Reputation: 36640
I have a temp table created from a copy
from a CSV file and the result includes some duplicate ids. I need to delete any duplication. I have tried the following:
delete from my_table where id in
(select id from (select count(*) as count, id
from my_table group by id) as counts where count>1);
However this deletes both the duplicate records and I must keep one.

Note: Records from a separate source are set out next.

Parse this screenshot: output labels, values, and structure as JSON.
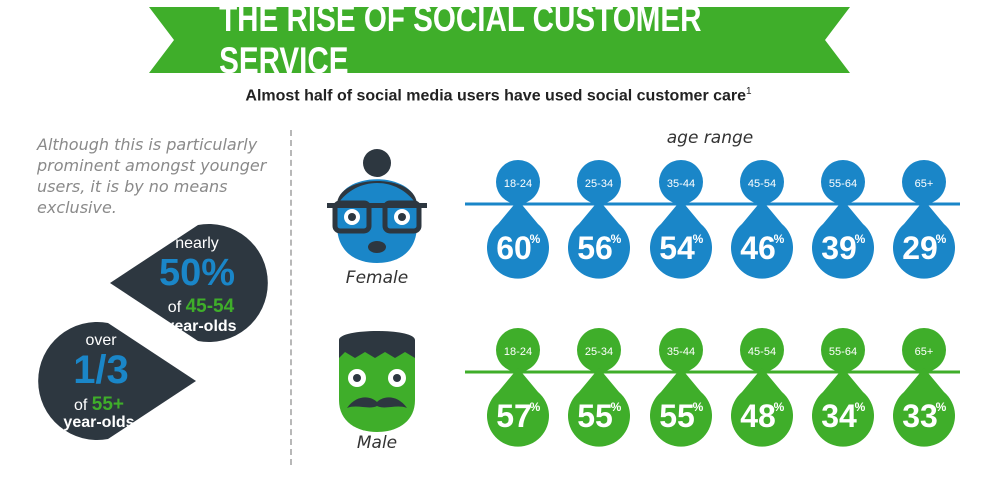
{
  "title": "THE RISE OF SOCIAL CUSTOMER SERVICE",
  "subtitle": "Almost half of social media users have used social customer care",
  "subtitle_footnote": "1",
  "left_note": "Although this is particularly prominent amongst younger users, it is by no means exclusive.",
  "stat_1": {
    "top": "nearly",
    "value": "50%",
    "of": "of",
    "group": "45-54",
    "bottom": "year-olds"
  },
  "stat_2": {
    "top": "over",
    "value": "1/3",
    "of": "of",
    "group": "55+",
    "bottom": "year-olds"
  },
  "colors": {
    "green": "#3fae2a",
    "blue": "#1a86c8",
    "dark": "#2d3740"
  },
  "chart_data": {
    "type": "bar",
    "xlabel": "age range",
    "categories": [
      "18-24",
      "25-34",
      "35-44",
      "45-54",
      "55-64",
      "65+"
    ],
    "series": [
      {
        "name": "Female",
        "values": [
          60,
          56,
          54,
          46,
          39,
          29
        ]
      },
      {
        "name": "Male",
        "values": [
          57,
          55,
          55,
          48,
          34,
          33
        ]
      }
    ]
  }
}
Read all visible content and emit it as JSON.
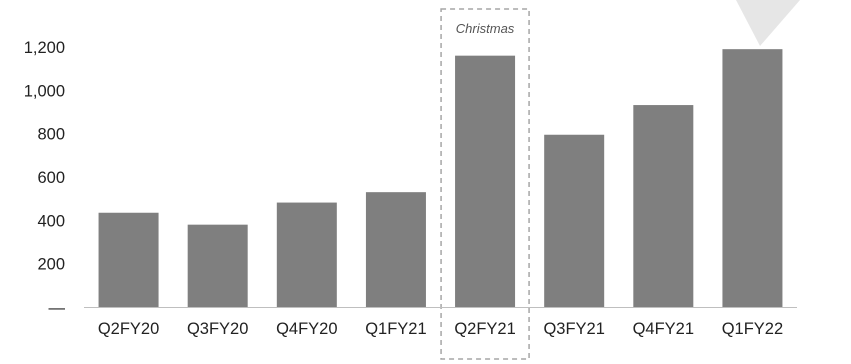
{
  "chart_data": {
    "type": "bar",
    "categories": [
      "Q2FY20",
      "Q3FY20",
      "Q4FY20",
      "Q1FY21",
      "Q2FY21",
      "Q3FY21",
      "Q4FY21",
      "Q1FY22"
    ],
    "values": [
      435,
      380,
      482,
      530,
      1160,
      795,
      932,
      1190
    ],
    "title": "",
    "xlabel": "",
    "ylabel": "",
    "ylim": [
      0,
      1200
    ],
    "y_ticks": [
      {
        "value": 0,
        "label": "—"
      },
      {
        "value": 200,
        "label": "200"
      },
      {
        "value": 400,
        "label": "400"
      },
      {
        "value": 600,
        "label": "600"
      },
      {
        "value": 800,
        "label": "800"
      },
      {
        "value": 1000,
        "label": "1,000"
      },
      {
        "value": 1200,
        "label": "1,200"
      }
    ],
    "grid": false,
    "legend": "none",
    "bar_color": "#7f7f7f",
    "axis_color": "#bfbfbf",
    "annotation": {
      "label": "Christmas",
      "category": "Q2FY21",
      "style": "dashed-box",
      "color": "#a6a6a6"
    }
  }
}
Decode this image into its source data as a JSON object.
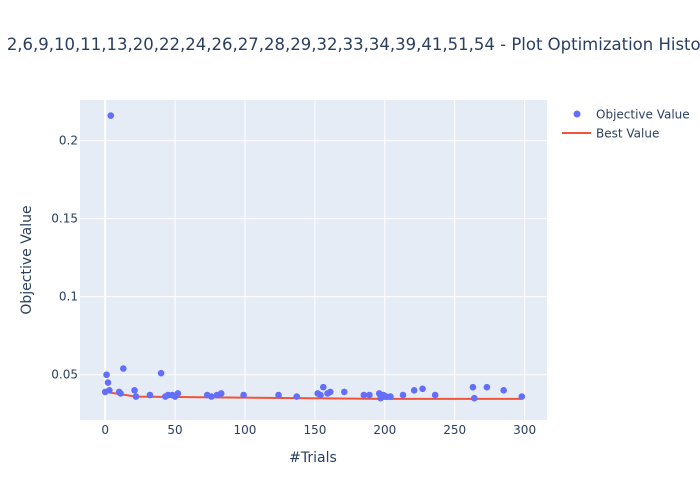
{
  "chart_data": {
    "type": "scatter",
    "title": "2,6,9,10,11,13,20,22,24,26,27,28,29,32,33,34,39,41,51,54 - Plot Optimization History",
    "xlabel": "#Trials",
    "ylabel": "Objective Value",
    "xlim": [
      -18,
      316
    ],
    "ylim": [
      0.021,
      0.226
    ],
    "x_ticks": [
      0,
      50,
      100,
      150,
      200,
      250,
      300
    ],
    "y_ticks": [
      0.05,
      0.1,
      0.15,
      0.2
    ],
    "y_tick_labels": [
      "0.05",
      "0.1",
      "0.15",
      "0.2"
    ],
    "grid": true,
    "legend_position": "top-right",
    "series": [
      {
        "name": "Objective Value",
        "kind": "markers",
        "color": "#636efa",
        "x": [
          0,
          1,
          2,
          3,
          4,
          10,
          11,
          13,
          21,
          22,
          32,
          40,
          43,
          45,
          48,
          50,
          52,
          73,
          76,
          80,
          83,
          99,
          124,
          137,
          152,
          154,
          156,
          159,
          161,
          171,
          185,
          189,
          196,
          197,
          199,
          201,
          204,
          213,
          221,
          227,
          236,
          263,
          264,
          273,
          285,
          298
        ],
        "y": [
          0.039,
          0.05,
          0.045,
          0.04,
          0.216,
          0.039,
          0.038,
          0.054,
          0.04,
          0.036,
          0.037,
          0.051,
          0.036,
          0.037,
          0.037,
          0.036,
          0.038,
          0.037,
          0.036,
          0.037,
          0.038,
          0.037,
          0.037,
          0.036,
          0.038,
          0.037,
          0.042,
          0.038,
          0.039,
          0.039,
          0.037,
          0.037,
          0.038,
          0.035,
          0.037,
          0.036,
          0.036,
          0.037,
          0.04,
          0.041,
          0.037,
          0.042,
          0.035,
          0.042,
          0.04,
          0.036
        ]
      },
      {
        "name": "Best Value",
        "kind": "line",
        "color": "#ef553b",
        "x": [
          0,
          22,
          197,
          298
        ],
        "y": [
          0.039,
          0.036,
          0.0345,
          0.0345
        ]
      }
    ]
  }
}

How can I delete only the 2nd record with a duplicated Id?
Thanks.
Upvotes: 2
Views: 4347
Reputation: 9211
Your query deletes all IDs that have a count greater than 1, so it removes everything that is duplicated. What you need to do is isolate one record from the list of duplicates and preserve that:
delete
from my_table
where id in (select id
from my_table
where some_field in (select some_field
from my_table
group by some_field
having count(id) > 1))
and id not in (select min(id)
from my_table
where some_field in (select some_field
from my_table
group by some_field
having count(id) > 1)
group by some_field);
EDIT Fixed :P
Upvotes: 2
Reputation: 26921
Assuming you don't have foreign key relations...
CREATE TABLE "temp"(*column definitions*);
insert into "temp" (*column definitions*)
select *column definitions*
from (
select *,row_number() over(PARTITION BY id) as rn from "yourtable"
) tm
where rn=1;
drop table "yourtable";
alter table "temp" rename to "yourtable";
Upvotes: 1